Meaningful climate action must address anti-racism and equity


2020 has been a year of disruption. The ongoing, systemic oppression of Black Americans, including police violence, highlights how much work needs to be done to bring true equity to our society. This has been an awakening for me. We all must do more, and we all have to do better. And, as 3Degrees’ CEO, I have an obligation to do everything I can. Here are some of my reflections:

As a U.S.-headquartered company in the clean energy industry – which is historically dominated by white men 3Degrees is part of a messy, complicated, and unjust history of systemic racism. White supremacy has been woven into the fabric of the United States and, whether we’ve even realized its existence or not, white people like me have benefited from it. We all have an urgent responsibility to recognize the characteristics of white supremacy culture and help dismantle it. That will require a constant, unyielding devotion to racial justice, inside and outside of our business. We have a part to play in changing the future, and as CEO I am committed to making changes — both in our organization and in our industry.

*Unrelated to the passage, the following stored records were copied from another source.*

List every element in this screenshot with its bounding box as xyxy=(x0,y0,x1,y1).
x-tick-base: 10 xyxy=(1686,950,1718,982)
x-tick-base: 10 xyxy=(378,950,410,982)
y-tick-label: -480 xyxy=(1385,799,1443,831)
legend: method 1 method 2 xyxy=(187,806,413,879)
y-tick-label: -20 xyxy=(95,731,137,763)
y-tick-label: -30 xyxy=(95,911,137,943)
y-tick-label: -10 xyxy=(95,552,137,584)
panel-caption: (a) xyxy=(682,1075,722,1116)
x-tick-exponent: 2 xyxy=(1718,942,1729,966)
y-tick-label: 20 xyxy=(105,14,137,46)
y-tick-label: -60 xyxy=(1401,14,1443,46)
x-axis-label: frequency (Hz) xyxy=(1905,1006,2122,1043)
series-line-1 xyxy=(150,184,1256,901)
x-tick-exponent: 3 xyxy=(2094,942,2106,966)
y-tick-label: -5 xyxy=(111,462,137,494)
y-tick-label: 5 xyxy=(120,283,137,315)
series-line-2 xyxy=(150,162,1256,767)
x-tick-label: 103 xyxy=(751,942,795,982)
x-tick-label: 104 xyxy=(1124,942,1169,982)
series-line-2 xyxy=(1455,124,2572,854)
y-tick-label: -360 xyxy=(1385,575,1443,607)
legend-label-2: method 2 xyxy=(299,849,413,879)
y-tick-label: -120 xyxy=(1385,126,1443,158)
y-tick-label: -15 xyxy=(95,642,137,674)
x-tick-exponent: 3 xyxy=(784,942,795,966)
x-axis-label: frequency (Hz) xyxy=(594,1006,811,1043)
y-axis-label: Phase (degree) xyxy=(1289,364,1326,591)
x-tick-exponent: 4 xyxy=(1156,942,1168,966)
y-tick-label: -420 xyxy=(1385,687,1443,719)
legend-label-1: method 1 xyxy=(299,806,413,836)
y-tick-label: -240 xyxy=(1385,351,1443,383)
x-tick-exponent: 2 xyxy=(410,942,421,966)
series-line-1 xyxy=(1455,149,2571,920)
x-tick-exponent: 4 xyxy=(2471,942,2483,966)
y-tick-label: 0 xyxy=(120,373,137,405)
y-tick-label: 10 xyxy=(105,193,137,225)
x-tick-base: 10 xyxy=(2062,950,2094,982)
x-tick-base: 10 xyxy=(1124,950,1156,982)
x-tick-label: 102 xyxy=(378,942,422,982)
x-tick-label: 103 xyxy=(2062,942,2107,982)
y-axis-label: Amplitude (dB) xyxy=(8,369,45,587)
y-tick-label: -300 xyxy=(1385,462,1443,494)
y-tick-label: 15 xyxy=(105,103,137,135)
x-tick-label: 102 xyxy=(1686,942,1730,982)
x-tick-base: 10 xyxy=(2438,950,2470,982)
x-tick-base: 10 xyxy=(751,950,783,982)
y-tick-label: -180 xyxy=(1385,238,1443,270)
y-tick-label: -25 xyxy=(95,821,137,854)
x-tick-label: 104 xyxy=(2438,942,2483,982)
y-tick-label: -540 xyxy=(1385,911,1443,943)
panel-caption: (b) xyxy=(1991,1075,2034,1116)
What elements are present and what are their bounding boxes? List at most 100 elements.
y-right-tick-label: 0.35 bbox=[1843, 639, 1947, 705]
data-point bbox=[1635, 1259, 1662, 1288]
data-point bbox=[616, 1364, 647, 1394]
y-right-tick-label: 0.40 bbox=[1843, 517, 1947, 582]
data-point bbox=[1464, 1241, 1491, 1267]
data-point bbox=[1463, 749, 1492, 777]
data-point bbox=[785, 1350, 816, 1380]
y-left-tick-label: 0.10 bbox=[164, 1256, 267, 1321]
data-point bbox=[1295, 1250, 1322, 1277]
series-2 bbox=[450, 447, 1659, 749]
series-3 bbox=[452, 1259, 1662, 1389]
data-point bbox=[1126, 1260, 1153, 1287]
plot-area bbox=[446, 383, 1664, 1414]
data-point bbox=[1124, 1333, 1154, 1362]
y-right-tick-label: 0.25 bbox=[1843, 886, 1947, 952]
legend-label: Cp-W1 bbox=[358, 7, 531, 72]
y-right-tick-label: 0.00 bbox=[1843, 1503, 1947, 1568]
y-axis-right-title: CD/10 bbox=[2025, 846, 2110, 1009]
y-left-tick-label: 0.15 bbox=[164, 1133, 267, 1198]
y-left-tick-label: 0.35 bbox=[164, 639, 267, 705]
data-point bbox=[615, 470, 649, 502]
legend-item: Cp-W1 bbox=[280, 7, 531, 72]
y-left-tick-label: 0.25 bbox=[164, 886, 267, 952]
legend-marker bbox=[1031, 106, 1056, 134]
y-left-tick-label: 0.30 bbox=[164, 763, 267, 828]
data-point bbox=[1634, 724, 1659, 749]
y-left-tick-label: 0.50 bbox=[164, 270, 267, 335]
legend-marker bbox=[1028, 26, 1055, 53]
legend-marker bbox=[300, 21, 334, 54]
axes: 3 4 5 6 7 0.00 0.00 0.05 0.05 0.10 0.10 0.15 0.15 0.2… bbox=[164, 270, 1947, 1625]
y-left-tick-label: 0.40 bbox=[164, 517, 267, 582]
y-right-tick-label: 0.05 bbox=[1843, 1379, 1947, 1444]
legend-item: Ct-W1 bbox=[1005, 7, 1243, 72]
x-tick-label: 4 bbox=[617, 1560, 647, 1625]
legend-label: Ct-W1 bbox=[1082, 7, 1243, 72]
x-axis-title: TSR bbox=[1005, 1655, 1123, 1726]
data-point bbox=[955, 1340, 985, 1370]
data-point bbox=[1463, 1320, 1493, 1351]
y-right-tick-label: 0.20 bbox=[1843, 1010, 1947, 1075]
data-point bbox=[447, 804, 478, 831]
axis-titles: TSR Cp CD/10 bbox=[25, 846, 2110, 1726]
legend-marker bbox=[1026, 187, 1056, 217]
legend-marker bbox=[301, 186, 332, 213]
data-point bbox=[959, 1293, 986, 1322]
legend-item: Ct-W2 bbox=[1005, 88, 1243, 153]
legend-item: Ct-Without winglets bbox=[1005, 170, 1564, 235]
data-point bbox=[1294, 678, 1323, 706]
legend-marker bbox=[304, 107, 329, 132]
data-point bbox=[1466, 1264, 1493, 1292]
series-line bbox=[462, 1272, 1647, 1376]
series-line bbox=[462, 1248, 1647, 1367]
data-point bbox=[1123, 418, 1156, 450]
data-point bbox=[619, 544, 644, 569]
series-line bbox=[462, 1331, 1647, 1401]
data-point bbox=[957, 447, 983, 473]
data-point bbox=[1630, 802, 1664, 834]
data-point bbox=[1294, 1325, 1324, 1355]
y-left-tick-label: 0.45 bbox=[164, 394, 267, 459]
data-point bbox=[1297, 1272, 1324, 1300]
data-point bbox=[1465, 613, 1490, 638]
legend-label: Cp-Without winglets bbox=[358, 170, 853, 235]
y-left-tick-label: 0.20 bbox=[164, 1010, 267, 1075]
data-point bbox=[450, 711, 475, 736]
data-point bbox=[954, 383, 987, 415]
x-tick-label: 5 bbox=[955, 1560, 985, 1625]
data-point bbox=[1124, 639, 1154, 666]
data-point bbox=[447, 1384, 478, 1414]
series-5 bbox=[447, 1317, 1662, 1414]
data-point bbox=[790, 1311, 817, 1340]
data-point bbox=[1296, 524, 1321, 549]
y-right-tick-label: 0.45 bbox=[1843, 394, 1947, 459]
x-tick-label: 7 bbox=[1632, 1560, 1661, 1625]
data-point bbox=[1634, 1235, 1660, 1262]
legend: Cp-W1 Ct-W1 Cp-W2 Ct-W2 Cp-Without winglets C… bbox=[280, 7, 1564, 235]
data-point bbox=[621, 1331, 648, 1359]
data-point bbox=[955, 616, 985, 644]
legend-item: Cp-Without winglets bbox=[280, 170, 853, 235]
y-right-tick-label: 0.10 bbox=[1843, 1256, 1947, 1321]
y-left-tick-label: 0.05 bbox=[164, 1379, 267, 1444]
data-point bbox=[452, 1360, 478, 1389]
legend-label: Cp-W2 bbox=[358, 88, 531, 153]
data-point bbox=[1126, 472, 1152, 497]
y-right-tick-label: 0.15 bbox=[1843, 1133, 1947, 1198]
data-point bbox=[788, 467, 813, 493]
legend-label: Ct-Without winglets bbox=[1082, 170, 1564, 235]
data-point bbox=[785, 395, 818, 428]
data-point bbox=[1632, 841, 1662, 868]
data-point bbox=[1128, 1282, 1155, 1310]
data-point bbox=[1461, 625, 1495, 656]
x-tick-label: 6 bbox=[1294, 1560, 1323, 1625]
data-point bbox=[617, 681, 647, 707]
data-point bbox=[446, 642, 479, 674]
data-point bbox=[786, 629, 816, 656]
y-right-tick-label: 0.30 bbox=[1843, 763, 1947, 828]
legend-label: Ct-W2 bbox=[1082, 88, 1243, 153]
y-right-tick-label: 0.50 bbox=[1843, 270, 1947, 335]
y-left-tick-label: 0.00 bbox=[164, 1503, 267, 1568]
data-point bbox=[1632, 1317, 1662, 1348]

Diversity is one of 3Degrees’ company values. This June, the 3Degrees team has been discussing what it means to be an anti-racist organization, particularly in the context of our mission to make it possible for businesses and their customers to take urgent action on climate change. Last Friday, we paused business for a day to provide employees with a day of reflection and action in honor of Juneteenth. The fight against climate change is intertwined with dismantling the racist systems in America and indeed throughout the world. As we shared in a public statement earlier this month:

We recognize that climate change has a disproportionately negative impact on Black people, Indigenous people, and other people of color. Urgent action on climate must also acknowledge, explore, and advance equity and inclusion in marginalized communities. Our efforts to date have fallen short. The lack of racial diversity at 3Degrees and throughout our industry, especially in leadership positions, contributes to a void in recognizing problems and developing solutions. This is one reality (among others) that we are committed to changing.

I am on my own journey to be an anti-racist leader, which includes learning more about the history of racial oppression and unpacking my own biases. When an employee-led group focused on diversity, equity, and inclusion formed in 2016, I enthusiastically supported the concept, but I didn’t really know where it was headed or what my real investment would need to be. Suddenly I found myself in discussions on new topics, terminology, and a requirement to define what diversity means for our company. These discussions frequently pushed the boundaries of my comfort zone and tested my decision-making, risk aversion, and commitment to doing the tough work. 

As our work continues, I’m more aware of why I get uncomfortable and I’m pushing myself to share openly. I’m learning to be a better listener and to accept feedback. I’m ready to invest more of my own time and company resources to make change happen. I know the team at 3Degrees is with me in this work, and I look forward to what we will do together — within our organization, our industry, and with our partners and clients — to dismantle white supremacy and build an equitable future for people and the planet. I invite you to join me.